When Ty was diagnosed with his bleeds we knew we were in for a long haul. In the back of my head I always thought he would be "fine" and he would be one of the lucky kids who had no effect from the bleeds. His was SEVERE and I really thought he would be "FINE."
The media is full of stories of the babies being born early and being perfectly healthy, nothing wrong and 100 percent perfect. The media seems to forget to report the ones that don't turn out so fabulous. ( Remember the McCaughey sextuplets. Most don't because Jon and Kate took over! Some even speculate that it is because 2 of the babies have Cerebral Palsy.)
Cerebral palsy effects everyone differently. No two kids are exactly alike. What works for one won't work for another. A preemie who is 28 weeks, could be in a wheelchair while Ty who is 25 weeks is not. A 24 weeker who has some delays but no diagnosis for CP and is now older while another 24 week twins with only one surviving and has cerebral palsy but isn't in a wheelchair but is still struggling to walk.
Full term babies can be struck with Cerebral Palsy. Babies have strokes in the womb and are affected by Cerebral palsy. Some can't eat on their own, while others can. Others are fine but can't run and jump.
One phrase heard often is " It will get better when... ( insert whatever you wish would get better)" But what I didn't' understand is that the chances of "Whatever" working just like I thought was seen through my own wishes.
When he was learning to walk and going through therapy we had a therapist who said he would never walk independent of a walker. She also said that we should hold him back from walking till his gait was "normal." We soon left that therapist and he soon walked on his own. His gait is not normal but I thought all my problems would be solved when he could walk on his own.
Again, not the case. His stamina is not "normal" and therefore distances are really hard for him. He can't be expected to keep up with a normal 5 year old because ( as much as we try) he just can't go that far for that long.

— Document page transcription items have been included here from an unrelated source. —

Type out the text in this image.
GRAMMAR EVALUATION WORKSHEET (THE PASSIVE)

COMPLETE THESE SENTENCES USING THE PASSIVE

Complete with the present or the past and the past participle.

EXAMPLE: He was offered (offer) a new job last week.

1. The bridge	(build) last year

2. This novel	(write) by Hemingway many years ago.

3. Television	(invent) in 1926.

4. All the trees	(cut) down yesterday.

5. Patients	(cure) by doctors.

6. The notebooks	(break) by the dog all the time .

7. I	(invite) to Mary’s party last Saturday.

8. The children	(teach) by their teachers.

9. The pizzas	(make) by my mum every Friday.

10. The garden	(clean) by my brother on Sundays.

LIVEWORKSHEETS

I thought, if only he could talk then it will be all better. While the talking makes parenting SOOOO much easier, it didn't solve all the problems. It gets easier, better and the works but nothing fixes what we thought was "normal."
What did get better, was my ability to cope. My ability to be handle when it didn't get "better" like I thought. We still rejoice in his abilities, we celebrate the milestones and in the end we remember where we came from.